As wheat matures this spring farmers should watch for price rallies

As wheat matures this spring, farmers should watch for price rallies.

Wheat’s spring price rally

The dollar index is not the reason for the wheat  price rally.

The KC May wheat contract price bottomed out at $5.16 on March 5. By March 16, the March contract price had increased to $5.55 (39 cents). Is this price rally a “spring price rally,” or is it due to a decrease in the index of the U.S. dollar relative to other major currencies, reported freeze damage to hard red winter wheat, a reduction in yield expectations, or the funds getting out of short (sold) contract positions?

The index of the U.S. dollar (value of the U.S. dollar compared to other major currencies) has been described as the “elephant in the room.” Between June 2014 and now, the dollar index has increased about 25 percent. During the same period (June through March), Oklahoma and Texas wheat prices declined about 27 percent ($7.18 to $5.23).

Between March 5 and March 16, the KC May wheat contract price increased from $5.16 to $5.55, or 7.6 percent. During this same period, the dollar index increased from 96.958 to 99.925, or 2.89 percent. This increase would be equal to a 15-cent price decline. The dollar index is not the reason for the price rally.

Severe freeze damage was reported in northwestern Kansas wheat. Freeze damage in one area may indicate the possibility of damage in other areas (Kansas and Colorado), a reduction in expected production could have a positive influence on prices.

The KC (hard red winter) wheat contract price increased 39 cents and the CBT (soft red winter) wheat contract prices increased 32 cents.

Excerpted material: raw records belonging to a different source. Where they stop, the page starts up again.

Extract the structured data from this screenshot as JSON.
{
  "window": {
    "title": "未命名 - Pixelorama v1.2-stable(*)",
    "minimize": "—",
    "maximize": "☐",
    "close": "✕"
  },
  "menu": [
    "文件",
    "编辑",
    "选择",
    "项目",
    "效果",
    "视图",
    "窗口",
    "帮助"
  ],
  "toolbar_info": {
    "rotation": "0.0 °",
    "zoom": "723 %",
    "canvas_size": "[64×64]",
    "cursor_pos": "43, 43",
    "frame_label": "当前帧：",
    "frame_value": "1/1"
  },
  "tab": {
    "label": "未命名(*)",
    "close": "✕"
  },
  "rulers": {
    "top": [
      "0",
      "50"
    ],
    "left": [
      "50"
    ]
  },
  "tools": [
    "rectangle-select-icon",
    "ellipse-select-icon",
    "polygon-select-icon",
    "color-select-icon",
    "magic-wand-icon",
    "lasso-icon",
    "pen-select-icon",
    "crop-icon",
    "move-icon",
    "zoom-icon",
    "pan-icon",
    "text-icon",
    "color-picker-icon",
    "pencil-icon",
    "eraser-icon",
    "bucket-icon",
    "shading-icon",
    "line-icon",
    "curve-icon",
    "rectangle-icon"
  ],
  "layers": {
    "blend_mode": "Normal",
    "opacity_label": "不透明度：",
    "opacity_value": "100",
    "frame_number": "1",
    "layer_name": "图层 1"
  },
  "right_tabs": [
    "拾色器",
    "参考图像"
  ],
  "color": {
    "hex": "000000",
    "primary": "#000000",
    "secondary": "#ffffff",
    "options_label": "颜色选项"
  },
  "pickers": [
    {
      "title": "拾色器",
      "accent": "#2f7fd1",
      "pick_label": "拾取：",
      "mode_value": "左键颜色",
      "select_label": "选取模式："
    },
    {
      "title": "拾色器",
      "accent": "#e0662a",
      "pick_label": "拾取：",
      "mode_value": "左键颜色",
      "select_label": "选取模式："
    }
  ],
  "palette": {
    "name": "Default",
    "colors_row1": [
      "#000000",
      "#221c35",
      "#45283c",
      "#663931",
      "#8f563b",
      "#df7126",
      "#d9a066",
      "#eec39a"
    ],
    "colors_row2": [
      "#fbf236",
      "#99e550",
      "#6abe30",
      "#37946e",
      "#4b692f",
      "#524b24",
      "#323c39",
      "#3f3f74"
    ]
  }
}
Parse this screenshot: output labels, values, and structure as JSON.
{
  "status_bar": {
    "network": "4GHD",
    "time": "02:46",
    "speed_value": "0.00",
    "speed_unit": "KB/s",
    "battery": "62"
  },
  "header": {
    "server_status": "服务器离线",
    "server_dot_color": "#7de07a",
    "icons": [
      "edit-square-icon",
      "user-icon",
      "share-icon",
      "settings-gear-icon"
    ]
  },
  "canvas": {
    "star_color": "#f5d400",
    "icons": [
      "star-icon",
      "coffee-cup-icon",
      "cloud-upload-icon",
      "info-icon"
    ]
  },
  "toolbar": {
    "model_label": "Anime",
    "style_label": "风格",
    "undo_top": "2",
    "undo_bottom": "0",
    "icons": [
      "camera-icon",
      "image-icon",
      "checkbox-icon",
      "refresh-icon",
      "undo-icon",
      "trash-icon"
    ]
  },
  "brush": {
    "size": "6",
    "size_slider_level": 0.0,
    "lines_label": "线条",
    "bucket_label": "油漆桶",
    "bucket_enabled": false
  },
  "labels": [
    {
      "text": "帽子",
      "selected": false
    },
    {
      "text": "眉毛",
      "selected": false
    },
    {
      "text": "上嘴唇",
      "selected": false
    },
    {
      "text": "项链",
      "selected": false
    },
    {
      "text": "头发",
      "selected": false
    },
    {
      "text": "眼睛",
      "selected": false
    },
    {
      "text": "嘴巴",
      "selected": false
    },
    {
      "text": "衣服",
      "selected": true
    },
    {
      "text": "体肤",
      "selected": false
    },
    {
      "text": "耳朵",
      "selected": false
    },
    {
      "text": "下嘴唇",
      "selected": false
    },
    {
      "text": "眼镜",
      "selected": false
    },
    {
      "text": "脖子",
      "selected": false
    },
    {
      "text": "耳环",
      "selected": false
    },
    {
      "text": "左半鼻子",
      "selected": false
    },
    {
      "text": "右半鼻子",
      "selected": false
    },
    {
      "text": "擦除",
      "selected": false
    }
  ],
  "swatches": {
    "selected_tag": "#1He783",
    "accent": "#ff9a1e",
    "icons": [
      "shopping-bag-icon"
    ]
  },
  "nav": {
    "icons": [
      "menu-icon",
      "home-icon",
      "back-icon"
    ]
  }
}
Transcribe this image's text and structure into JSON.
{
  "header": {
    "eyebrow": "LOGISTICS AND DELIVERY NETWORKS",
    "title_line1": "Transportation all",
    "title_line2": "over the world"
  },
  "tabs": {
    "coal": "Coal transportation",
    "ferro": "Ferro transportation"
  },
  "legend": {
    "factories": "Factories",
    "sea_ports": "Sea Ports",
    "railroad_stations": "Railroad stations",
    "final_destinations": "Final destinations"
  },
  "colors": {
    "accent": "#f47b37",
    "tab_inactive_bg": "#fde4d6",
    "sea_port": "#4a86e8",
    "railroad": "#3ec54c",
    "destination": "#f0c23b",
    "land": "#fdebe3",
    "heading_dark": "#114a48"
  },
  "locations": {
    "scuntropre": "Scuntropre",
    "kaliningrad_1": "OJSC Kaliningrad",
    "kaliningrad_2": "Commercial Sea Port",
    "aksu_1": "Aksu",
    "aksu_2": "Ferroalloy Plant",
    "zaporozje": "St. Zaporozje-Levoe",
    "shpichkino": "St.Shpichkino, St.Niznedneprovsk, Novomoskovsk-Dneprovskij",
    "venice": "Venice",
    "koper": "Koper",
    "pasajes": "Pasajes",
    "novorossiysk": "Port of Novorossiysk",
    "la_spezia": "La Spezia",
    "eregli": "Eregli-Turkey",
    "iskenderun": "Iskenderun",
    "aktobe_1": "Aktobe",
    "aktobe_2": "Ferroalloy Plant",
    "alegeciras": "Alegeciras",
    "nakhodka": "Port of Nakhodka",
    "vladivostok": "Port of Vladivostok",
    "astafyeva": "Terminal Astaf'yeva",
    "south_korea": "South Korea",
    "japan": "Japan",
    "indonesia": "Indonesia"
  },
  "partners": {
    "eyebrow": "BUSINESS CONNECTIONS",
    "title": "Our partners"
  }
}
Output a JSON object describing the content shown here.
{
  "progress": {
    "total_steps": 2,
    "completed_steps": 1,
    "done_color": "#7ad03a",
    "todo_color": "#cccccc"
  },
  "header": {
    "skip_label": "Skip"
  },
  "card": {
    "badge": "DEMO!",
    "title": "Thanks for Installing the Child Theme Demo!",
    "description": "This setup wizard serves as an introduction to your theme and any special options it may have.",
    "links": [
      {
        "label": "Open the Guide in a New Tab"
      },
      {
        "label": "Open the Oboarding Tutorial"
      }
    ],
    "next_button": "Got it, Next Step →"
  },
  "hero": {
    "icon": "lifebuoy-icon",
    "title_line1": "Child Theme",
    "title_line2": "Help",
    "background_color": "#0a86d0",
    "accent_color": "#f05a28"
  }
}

Perhaps seven cents (39 to 32) of the price rally can be attributed to freeze damage.

USDA’s Oklahoma Crop Weather report shows evidence of lower expected yields. The January 5 report indicated that 54 percent of Oklahoma’s wheat crop was in good to excellent condition, and 12 percent was in poor to very poor condition. In the March 9 report, only 40 percent of the wheat was classified as good to excellent and 16 percent was classified as poor to very poor.

Another indicator of potential yield problems is the U.S. Drought Monitor, which shows exceptional drought (worst category) conditions in northern Texas (Wichita Falls), and southwestern Oklahoma. Severe drought conditions extend northwest into the Texas panhandle and western Oklahoma. The drought appears to be expanding both to the east and north with moderate drought and abnormally dry conditions extending into western Arkansas and southern Nebraska.

Extreme drought conditions cover most of California’s wheat production areas. Intensifying and expanding drought conditions may be affecting yield expectations and prices.

A market report (Allendale, Inc.) indicates that market funds hold over 63,000 short (sold) wheat contracts. At some point, the funds will buy contracts to offset the short positions, which could result in higher prices.

A final factor is the weather projections for the next three months. Drought conditions are forecast to remain throughout the Texas Panhandle and the Wichita Falls, Texas area. Nearly everywhere else, Oklahoma (minus the Panhandle) and Kansas, drought conditions are projected to improve.

The 90-day forecast is for normal to cooler temperatures and above average to average rainfall. With the current drought and dry conditions, average rainfall will have to be timely to produce average yields.

The one thing for certain is that “spring has sprung” and prices have increased. The weather and the dollar index will determine price movements between now and harvest. Hopefully, the spring price rally will continue.